El arquitecto Antonio Gómez realizó el proyecto de reconstitución del teatro, mientras que el arqueólogo y director del Museo Arqueológico Nacional Ramón Mélida le indicó qué debía hacer. Mélida sabía que se debían poner en pie las columnas para valorar el teatro, pero delegó las tareas en Maximiliano Macías, quien había dirigido las excavaciones y conocía las piezas. Este proyecto fue el que de verdad recuperó de la forma esencial del teatro.
La exposición ha visitado numerosas ciudades españolas, por supuesto Mérida, y ha viajado también a lugares como el Museo Romano de Lisboa y el Instituto Cervantes de Nueva York. Después de colgarse en Calahorra, llega ahora en a Santo Domingo de la Calzada y terminará en Haro en el mes de octubre.
Teatro romano de Mérida
El Teatro se construye bajo el patrocinio de Agripa, yerno de Augusto, a caballo entre los años 16 y 15 a.C., cuando la Colonia fue promovida como capital provincial de la Lusitania. Al igual que el edificio contiguo del Anfiteatro, el Teatro se edificó parcialmente en la ladera de un cerro, lo que abarató sustancialmente los costes de su fábrica. El resto se erigió en obra de hormigón forrada de sillares.

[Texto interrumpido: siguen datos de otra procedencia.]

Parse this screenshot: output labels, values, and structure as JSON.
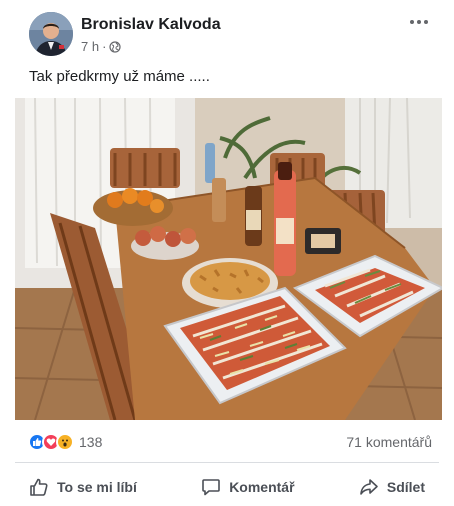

Aunque los romanos no eran muy aficionados al teatro, una ciudad de prestigio no podía dejar de contar con un edificio para los juegos escénicos. El de Augusta Emerita fue especialmente generoso en su cabida: unos seis mil espectadores que se distribuían de abajo a arriba según su rango social en tres sectores de gradas, caveas summa, media e ima, separados por pasillos y barreras. A todas las gradas se accedía con facilidad desde escalerillas distribuidas de manera radial por las caveas. A través de pasillos se llegaba a las puertas de acceso o vomitorios.